Auschwitz-Birkenau, Treblinka, Sobibor: Die Namen zahlreicher Vernichtungslager der Nationalsozialisten sind generationsübergreifend fester Bestandteil des kollektiven Gedächtnisses. Es gibt kaum jemanden, der den Klang ihrer Namen nicht mit dem Leid und dem grausamen Tod von Millionen Opfern der nationalsozialistischen Rassen- und Vernichtungspolitik verbindet. Auch die sich überwiegend im damaligen Reichsgebiet befindlichen Konzentrationslager wie Dachau, Buchenwald oder Sachsenhausen sind in der öffentlichen Wahrnehmung sehr präsent. Es gehört jedoch zum Charakter der nationalsozialistischen „Bürokratie des Schreckens“, dass innerhalb des Lagersystems eine Kategorisierung der einzelnen Lager anhand ihrer spezifischen Funktion vorgenommen wurde. So existierten auch weniger bekannte KZ-Außenlager, Arbeitserziehungslager, Ghettos, Kriegsgefangenenlager und Zivilarbeiterlager. Ohne eine Bewertung des individuell erlittenen Leides vornehmen zu wollen, ist es dennoch nötig, auf diese Differenzierung hinzuweisen. Die Behandlung der Inhaftierten durch die Nationalsozialisten unterschied sich, entsprechend der Funktion des jeweiligen Lagers, teilweise beträchtlich. Innerhalb einer Lagerkategorie gab es im Umgang mit den Gefangenen eine nach der menschenverachtenden Rassenideologie ausgerichtete Hierarchisierung der Opfergruppen. Letztlich war die Nationalität beziehungsweise die imaginierte „Rassenzugehörigkeit“ das entscheidende Kriterium für den Umgang der Wachmannschaften mit den Häftlingen. Dies äußerte sich vor allem in großen Unterschieden bei der Unterbringung, den Verpflegungsmengen, den Arbeitseinsätzen und der medizinischen Versorgung. Gemeinsam war allen Lagerkategorien die Verpflichtung der Insassen zur Arbeit. Insgesamt hatten Schätzungen zufolge zwischen 1939 und 1945 ungefähr 12 Millionen Menschen unter der Aufsicht von SS und Wehrmacht im Deutschen Reich Zwangsarbeit zu verrichten.[1]
Einen speziellen Fall von Zwangsarbeit stellt die Ausbeutung der Kriegsgefangenen des Deutschen Reiches unter Missachtung jeglicher internationaler Konventionen dar. „Stalag X B“[2] ist der etwas kryptisch anmutende und im Allgemeinen wenig geläufige Name eines dieser Lager. Er bezeichnete während des Zweiten Weltkrieges das Kriegsgefangenen-Mannschafts-Stammlager B im Wehrkreis X in Sandbostel, nordöstlich von Bremen. Hunderttausende Kriegsgefangene, Militär- und Zivilinternierte und später auch Tausende KZ-Häftlinge aus insgesamt 55 Nationen wurden dort zunächst unter dem Oberkommando der Wehrmacht gefangen gehalten.
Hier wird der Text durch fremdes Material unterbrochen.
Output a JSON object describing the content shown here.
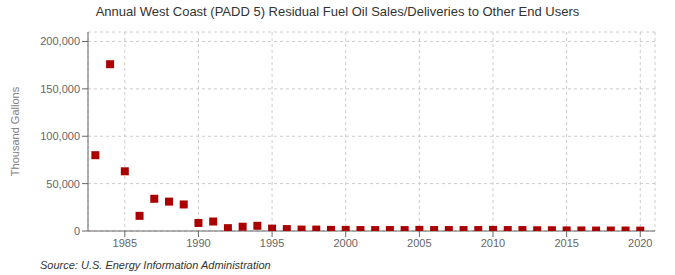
{
  "chart_data": {
    "type": "scatter",
    "title": "Annual West Coast (PADD 5) Residual Fuel Oil Sales/Deliveries to Other End Users",
    "ylabel": "Thousand Gallons",
    "annotations": [
      "Source: U.S. Energy Information Administration"
    ],
    "x": [
      1983,
      1984,
      1985,
      1986,
      1987,
      1988,
      1989,
      1990,
      1991,
      1992,
      1993,
      1994,
      1995,
      1996,
      1997,
      1998,
      1999,
      2000,
      2001,
      2002,
      2003,
      2004,
      2005,
      2006,
      2007,
      2008,
      2009,
      2010,
      2011,
      2012,
      2013,
      2014,
      2015,
      2016,
      2017,
      2018,
      2019,
      2020
    ],
    "values": [
      80000,
      176000,
      63000,
      16000,
      34000,
      31000,
      28000,
      8500,
      10000,
      3000,
      4500,
      5500,
      2500,
      2000,
      1500,
      1500,
      1200,
      1200,
      1000,
      1000,
      1000,
      1000,
      1200,
      1000,
      1000,
      1000,
      1000,
      1200,
      1000,
      1000,
      800,
      800,
      600,
      600,
      500,
      500,
      500,
      400
    ],
    "color": "#aa0000",
    "marker": "square",
    "grid": true,
    "xlim": [
      1982.5,
      2021
    ],
    "xticks": [
      1985,
      1990,
      1995,
      2000,
      2005,
      2010,
      2015,
      2020
    ],
    "ylim": [
      0,
      210000
    ],
    "yticks": [
      0,
      {
        "value": 50000,
        "label": "50,000"
      },
      {
        "value": 100000,
        "label": "100,000"
      },
      {
        "value": 150000,
        "label": "150,000"
      },
      {
        "value": 200000,
        "label": "200,000"
      }
    ]
  }
}
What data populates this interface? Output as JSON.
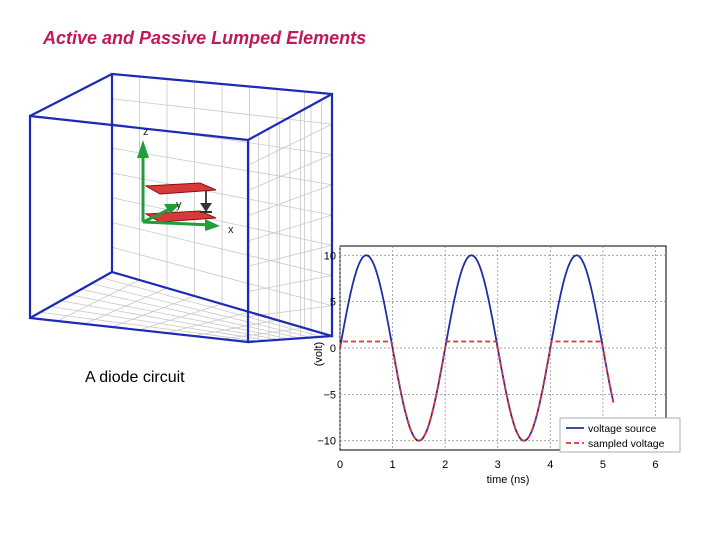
{
  "title": "Active and Passive Lumped Elements",
  "caption": "A diode circuit",
  "axes3d": {
    "z": "z",
    "y": "y",
    "x": "x"
  },
  "chart_data": {
    "type": "line",
    "xlabel": "time (ns)",
    "ylabel": "(volt)",
    "xlim": [
      0,
      6.2
    ],
    "ylim": [
      -11,
      11
    ],
    "xticks": [
      0,
      1,
      2,
      3,
      4,
      5,
      6
    ],
    "yticks": [
      10,
      5,
      0,
      -5,
      -10
    ],
    "ytick_labels": [
      "10",
      "5",
      "0",
      "−5",
      "−10"
    ],
    "grid": true,
    "legend_position": "bottom-right",
    "series": [
      {
        "name": "voltage source",
        "style": "solid",
        "color": "#1f2fa8",
        "amplitude": 10,
        "period_ns": 2,
        "x_end": 5.2
      },
      {
        "name": "sampled voltage",
        "style": "dashed",
        "color": "#e0303a",
        "amplitude": 10,
        "period_ns": 2,
        "clip_high": 0.7,
        "x_end": 5.2
      }
    ]
  }
}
Von 1939 bis 1944 war das Lager der Wehrmacht unterstellt. Kriegsgefangene und Zivilinternierte waren nach Nationalität und Dienstgrad in einzelnen Lagerbereichen interniert, jeglicher Kontakt untereinander war verboten. Amerikanische und britische Gefangene wurden überwiegend entsprechend der Genfer Konventionen behandelt und erhielten bis zum Zusammenbruch der Versorgungslinien gegen Ende des Krieges zahlreiche Hilfspakete des Internationalen Roten Kreuzes. Westeuropäischen Kriegsgefangenen, beispielsweise aus Frankreich oder Belgien, und anderen hochrangigen Militärs wurden zumindest einige der Rechte Kriegsgefangener zugestanden.
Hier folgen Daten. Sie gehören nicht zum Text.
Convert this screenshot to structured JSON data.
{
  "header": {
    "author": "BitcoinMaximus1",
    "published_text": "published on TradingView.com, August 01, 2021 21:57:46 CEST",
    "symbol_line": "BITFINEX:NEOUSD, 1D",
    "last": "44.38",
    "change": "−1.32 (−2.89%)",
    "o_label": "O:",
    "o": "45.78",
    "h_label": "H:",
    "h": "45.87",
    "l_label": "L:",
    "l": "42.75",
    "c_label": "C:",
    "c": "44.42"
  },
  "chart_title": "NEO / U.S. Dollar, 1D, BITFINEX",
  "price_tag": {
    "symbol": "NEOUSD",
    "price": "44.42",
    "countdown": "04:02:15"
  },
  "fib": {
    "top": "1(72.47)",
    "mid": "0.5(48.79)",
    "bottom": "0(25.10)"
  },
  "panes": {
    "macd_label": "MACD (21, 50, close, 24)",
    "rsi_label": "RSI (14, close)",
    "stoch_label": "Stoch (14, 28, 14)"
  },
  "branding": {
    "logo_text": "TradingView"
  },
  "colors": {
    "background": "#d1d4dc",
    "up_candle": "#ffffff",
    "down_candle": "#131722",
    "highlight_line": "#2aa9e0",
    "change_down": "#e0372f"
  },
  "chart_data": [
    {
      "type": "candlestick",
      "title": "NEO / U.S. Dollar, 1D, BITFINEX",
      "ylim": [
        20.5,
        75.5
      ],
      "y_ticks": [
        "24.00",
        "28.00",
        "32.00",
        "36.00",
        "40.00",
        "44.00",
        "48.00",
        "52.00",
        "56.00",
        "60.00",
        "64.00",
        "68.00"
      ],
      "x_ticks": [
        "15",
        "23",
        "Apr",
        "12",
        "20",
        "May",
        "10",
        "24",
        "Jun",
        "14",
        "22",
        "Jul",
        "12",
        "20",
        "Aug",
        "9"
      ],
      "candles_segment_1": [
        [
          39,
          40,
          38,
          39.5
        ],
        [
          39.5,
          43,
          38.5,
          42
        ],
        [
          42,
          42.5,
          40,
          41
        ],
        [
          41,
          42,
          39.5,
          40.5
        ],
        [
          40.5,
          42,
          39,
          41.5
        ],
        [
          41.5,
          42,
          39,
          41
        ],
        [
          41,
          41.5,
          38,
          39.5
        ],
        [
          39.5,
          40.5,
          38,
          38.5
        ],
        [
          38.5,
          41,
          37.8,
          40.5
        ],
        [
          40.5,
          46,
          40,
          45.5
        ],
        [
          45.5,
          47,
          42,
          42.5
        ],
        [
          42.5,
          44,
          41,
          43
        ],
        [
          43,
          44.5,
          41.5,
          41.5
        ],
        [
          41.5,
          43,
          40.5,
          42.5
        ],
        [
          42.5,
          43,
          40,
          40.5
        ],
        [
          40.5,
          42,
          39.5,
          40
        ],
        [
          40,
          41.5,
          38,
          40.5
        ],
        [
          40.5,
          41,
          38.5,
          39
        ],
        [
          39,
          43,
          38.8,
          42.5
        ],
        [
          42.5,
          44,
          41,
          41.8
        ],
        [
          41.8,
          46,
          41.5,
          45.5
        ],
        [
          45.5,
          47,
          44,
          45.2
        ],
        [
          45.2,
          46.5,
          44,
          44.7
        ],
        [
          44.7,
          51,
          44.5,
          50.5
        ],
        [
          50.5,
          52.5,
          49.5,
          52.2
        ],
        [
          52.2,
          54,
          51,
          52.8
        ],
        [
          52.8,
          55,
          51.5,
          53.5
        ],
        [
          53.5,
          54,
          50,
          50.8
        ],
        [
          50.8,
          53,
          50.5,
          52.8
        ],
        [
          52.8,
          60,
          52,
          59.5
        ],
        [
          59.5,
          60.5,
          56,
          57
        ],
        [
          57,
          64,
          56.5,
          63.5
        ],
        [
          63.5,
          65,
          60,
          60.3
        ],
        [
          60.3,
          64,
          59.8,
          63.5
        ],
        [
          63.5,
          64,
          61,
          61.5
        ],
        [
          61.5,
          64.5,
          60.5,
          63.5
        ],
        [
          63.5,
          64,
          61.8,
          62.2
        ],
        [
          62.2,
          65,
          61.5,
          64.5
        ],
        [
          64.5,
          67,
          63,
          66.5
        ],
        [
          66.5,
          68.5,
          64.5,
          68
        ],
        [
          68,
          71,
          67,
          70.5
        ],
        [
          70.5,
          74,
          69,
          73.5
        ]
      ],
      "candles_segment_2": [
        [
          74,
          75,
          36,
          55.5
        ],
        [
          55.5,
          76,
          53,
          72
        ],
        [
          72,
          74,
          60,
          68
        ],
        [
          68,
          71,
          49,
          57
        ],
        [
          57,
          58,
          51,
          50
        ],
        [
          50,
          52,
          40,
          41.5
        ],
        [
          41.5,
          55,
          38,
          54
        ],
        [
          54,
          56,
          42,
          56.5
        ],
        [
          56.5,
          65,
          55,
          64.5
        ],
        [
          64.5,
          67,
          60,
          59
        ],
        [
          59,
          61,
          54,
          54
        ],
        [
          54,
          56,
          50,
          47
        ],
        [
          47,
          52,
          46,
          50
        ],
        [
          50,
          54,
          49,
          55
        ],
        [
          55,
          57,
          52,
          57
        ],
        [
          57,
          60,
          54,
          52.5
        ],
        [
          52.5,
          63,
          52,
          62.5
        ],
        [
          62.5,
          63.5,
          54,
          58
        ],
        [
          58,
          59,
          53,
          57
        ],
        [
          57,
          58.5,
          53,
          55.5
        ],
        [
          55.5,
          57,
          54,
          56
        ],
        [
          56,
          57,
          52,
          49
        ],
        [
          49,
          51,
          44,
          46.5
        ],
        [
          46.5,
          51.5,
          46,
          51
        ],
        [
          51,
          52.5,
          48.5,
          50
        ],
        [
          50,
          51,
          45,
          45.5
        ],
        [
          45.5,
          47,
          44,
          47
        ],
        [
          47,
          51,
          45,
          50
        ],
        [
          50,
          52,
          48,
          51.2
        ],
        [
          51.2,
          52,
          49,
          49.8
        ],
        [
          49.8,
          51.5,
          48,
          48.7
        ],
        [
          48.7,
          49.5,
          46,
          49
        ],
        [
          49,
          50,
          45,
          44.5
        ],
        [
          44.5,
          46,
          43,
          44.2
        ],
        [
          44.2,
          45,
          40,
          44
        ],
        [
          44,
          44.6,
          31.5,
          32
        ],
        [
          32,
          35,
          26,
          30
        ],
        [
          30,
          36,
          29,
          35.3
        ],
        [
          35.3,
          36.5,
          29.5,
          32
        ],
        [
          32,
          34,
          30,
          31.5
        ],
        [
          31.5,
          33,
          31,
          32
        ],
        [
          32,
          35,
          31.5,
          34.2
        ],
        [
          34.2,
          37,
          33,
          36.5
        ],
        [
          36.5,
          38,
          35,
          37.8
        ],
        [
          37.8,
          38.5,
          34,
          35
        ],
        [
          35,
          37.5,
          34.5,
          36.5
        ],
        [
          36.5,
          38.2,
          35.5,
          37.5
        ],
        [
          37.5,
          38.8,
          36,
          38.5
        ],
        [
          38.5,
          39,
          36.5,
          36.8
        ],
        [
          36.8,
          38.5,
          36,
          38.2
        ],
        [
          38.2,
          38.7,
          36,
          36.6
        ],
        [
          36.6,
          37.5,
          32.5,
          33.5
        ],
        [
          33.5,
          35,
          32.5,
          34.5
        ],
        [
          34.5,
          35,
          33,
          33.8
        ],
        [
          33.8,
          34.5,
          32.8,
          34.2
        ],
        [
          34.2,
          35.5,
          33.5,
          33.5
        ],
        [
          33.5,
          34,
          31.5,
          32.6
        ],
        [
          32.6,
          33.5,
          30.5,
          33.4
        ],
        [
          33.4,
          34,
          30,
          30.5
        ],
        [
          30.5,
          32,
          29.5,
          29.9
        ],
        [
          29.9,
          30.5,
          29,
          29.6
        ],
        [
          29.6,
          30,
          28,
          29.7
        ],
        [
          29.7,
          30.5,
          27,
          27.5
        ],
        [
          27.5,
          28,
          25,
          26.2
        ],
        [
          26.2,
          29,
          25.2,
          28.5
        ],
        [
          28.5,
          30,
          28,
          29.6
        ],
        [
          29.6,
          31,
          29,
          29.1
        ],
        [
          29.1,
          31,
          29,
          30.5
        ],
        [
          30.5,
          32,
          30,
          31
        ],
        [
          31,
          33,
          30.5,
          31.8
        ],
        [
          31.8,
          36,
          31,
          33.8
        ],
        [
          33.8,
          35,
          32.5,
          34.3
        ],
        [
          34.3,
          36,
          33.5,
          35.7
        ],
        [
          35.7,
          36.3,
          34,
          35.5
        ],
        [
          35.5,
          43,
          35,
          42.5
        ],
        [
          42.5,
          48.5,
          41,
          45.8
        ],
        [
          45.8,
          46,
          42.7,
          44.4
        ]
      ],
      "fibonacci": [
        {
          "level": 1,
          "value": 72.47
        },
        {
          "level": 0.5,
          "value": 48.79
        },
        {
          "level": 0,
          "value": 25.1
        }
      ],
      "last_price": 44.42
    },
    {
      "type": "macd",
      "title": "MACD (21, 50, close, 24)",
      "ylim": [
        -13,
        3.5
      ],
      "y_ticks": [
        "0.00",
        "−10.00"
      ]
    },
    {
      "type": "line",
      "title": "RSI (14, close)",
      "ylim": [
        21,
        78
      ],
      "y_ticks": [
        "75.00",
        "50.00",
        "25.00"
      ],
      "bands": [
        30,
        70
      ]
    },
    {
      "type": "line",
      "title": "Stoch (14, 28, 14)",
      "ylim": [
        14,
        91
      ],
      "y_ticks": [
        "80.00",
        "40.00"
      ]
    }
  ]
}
Die Situation für sowjetische Kriegsgefangene war besonders schlecht, die hygienischen Zustände katastrophal. Die Gefangenen erhielten kaum Nahrung, viele starben an Hunger, Entkräftung, Fleckfieber oder Tuberkulose. Die medizinische Versorgung wurde ihnen komplett verweigert. Die unmenschliche Unterbringung der Häftlinge trug ebenfalls zur hohen Sterblichkeitsrate bei: Eine Baracke war für 250 Gefangene ausgelegt, wurde aber teilweise mit bis zu 360 Menschen überbelegt. Der Begriff „Sterbelager“, der von vielen Überlebenden des „Stalag X B“ in Sandbostel verwendet wird, macht die Situation mehr als deutlich.[3]
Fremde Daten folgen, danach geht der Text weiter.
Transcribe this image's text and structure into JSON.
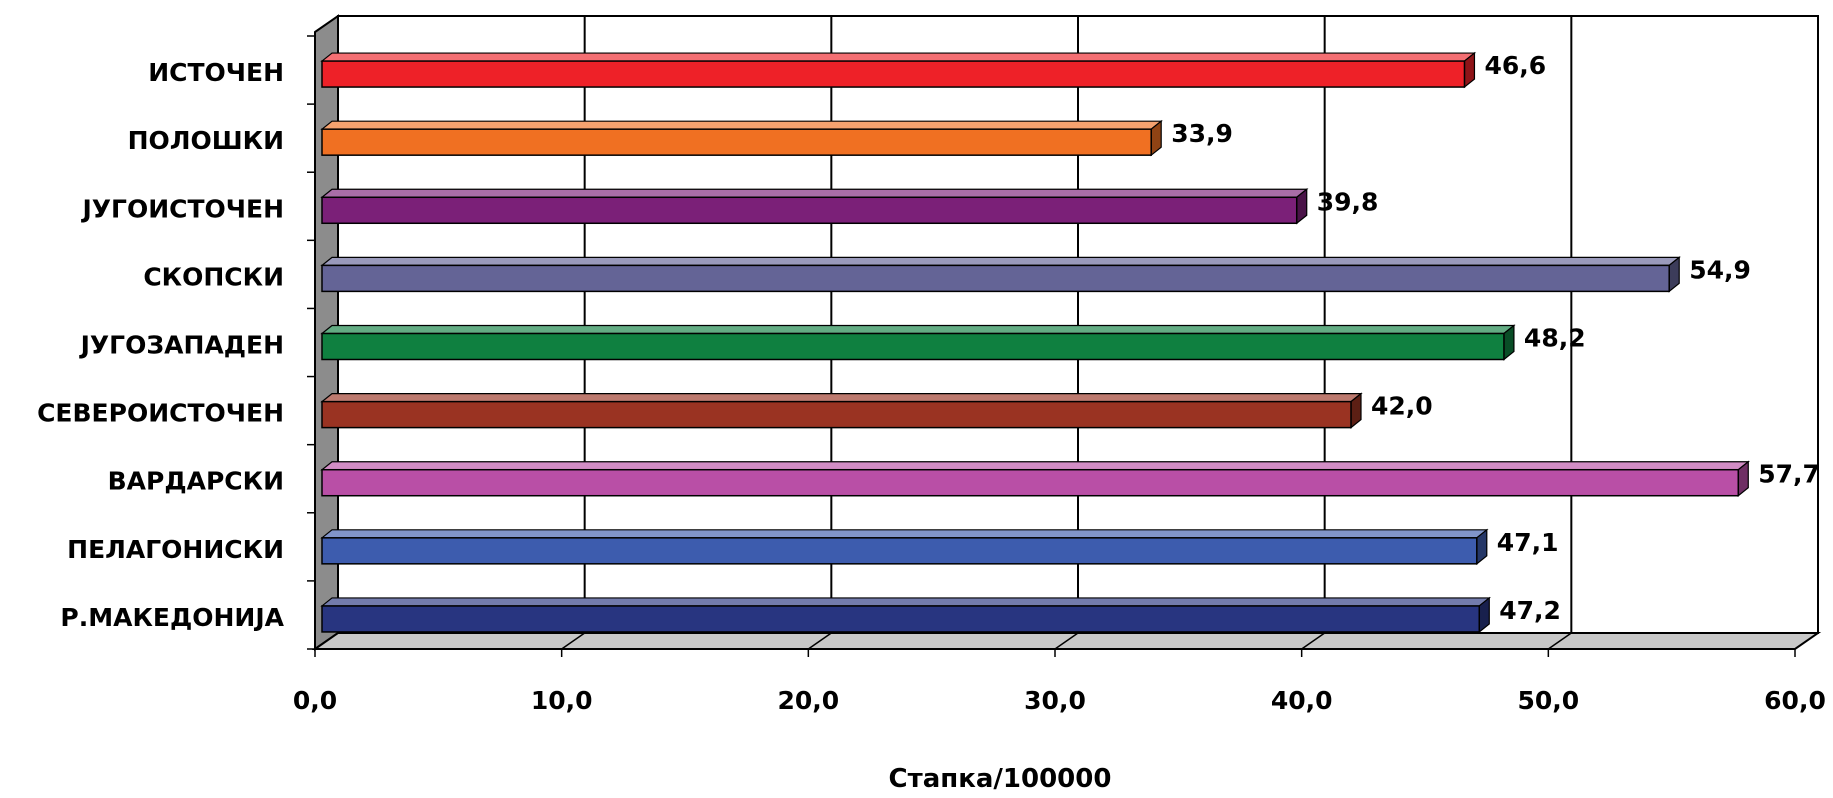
{
  "chart_data": {
    "type": "bar",
    "orientation": "horizontal",
    "categories": [
      "ИСТОЧЕН",
      "ПОЛОШКИ",
      "ЈУГОИСТОЧЕН",
      "СКОПСКИ",
      "ЈУГОЗАПАДЕН",
      "СЕВЕРОИСТОЧЕН",
      "ВАРДАРСКИ",
      "ПЕЛАГОНИСКИ",
      "Р.МАКЕДОНИЈА"
    ],
    "values": [
      46.6,
      33.9,
      39.8,
      54.9,
      48.2,
      42.0,
      57.7,
      47.1,
      47.2
    ],
    "value_labels": [
      "46,6",
      "33,9",
      "39,8",
      "54,9",
      "48,2",
      "42,0",
      "57,7",
      "47,1",
      "47,2"
    ],
    "colors": [
      "#ee2128",
      "#f07022",
      "#7b2078",
      "#646496",
      "#0f8040",
      "#9a3322",
      "#b94fa6",
      "#3d5cae",
      "#283580"
    ],
    "xlim": [
      0,
      60
    ],
    "x_ticks": [
      0,
      10,
      20,
      30,
      40,
      50,
      60
    ],
    "x_tick_labels": [
      "0,0",
      "10,0",
      "20,0",
      "30,0",
      "40,0",
      "50,0",
      "60,0"
    ],
    "xlabel": "Стапка/100000",
    "ylabel": "",
    "title": "",
    "grid": true,
    "style": "3d-bars"
  }
}
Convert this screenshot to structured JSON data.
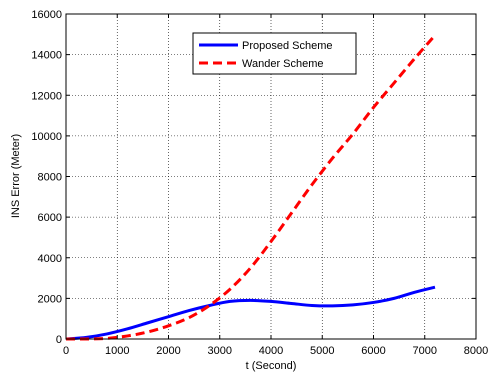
{
  "chart_data": {
    "type": "line",
    "title": "",
    "xlabel": "t (Second)",
    "ylabel": "INS Error (Meter)",
    "xlim": [
      0,
      8000
    ],
    "ylim": [
      0,
      16000
    ],
    "xticks": [
      0,
      1000,
      2000,
      3000,
      4000,
      5000,
      6000,
      7000,
      8000
    ],
    "yticks": [
      0,
      2000,
      4000,
      6000,
      8000,
      10000,
      12000,
      14000,
      16000
    ],
    "grid": true,
    "legend_position": "top-center",
    "series": [
      {
        "name": "Proposed Scheme",
        "color": "#0000ff",
        "style": "solid",
        "x": [
          0,
          400,
          800,
          1200,
          1600,
          2000,
          2400,
          2800,
          3200,
          3600,
          4000,
          4400,
          4800,
          5200,
          5600,
          6000,
          6400,
          6800,
          7200
        ],
        "y": [
          0,
          80,
          250,
          500,
          800,
          1100,
          1400,
          1650,
          1850,
          1900,
          1850,
          1750,
          1650,
          1630,
          1680,
          1800,
          2000,
          2300,
          2550
        ]
      },
      {
        "name": "Wander Scheme",
        "color": "#ff0000",
        "style": "dashed",
        "x": [
          0,
          400,
          800,
          1200,
          1600,
          2000,
          2400,
          2800,
          3200,
          3600,
          4000,
          4400,
          4800,
          5200,
          5600,
          6000,
          6400,
          6800,
          7200
        ],
        "y": [
          0,
          0,
          30,
          150,
          350,
          650,
          1050,
          1650,
          2450,
          3500,
          4800,
          6200,
          7600,
          8900,
          10100,
          11400,
          12600,
          13800,
          14950
        ]
      }
    ]
  }
}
Im Jahr 1944 wurde das Lager schließlich der SS unterstellt, was kurz vor Kriegsende den Transport von Häftlingen aus dem KZ Neuengamme bei Hamburg nach Sandbostel ermöglichte. Anfang April 1945 erreichten die ersten Gefangenen aus dem gerade geräumten KZ und seinen elf Außenlagern das „Stalag X B“. Auf Todesmärschen ohne Lebensmittelreserven kreuz und quer durch das Deutsche Reich verschleppt, starb oft schon die Hälfte der Gefangenen, bevor sie ihr Ziel erreichten. Ungefähr 9.500 KZ-Häftlinge wurden letztlich in Sandbostel im „Marlag“[4], einem abgezäunten und streng bewachten Lager im Lager interniert. Es gab weder Latrinen noch Wasser, Nahrung oder medizinische Versorgung. Die KZ-Häftlinge wurden sich weitgehend selbst überlassen. Aufgrund dieser furchtbaren Zustände grassierten bald Typhus und andere Epidemien.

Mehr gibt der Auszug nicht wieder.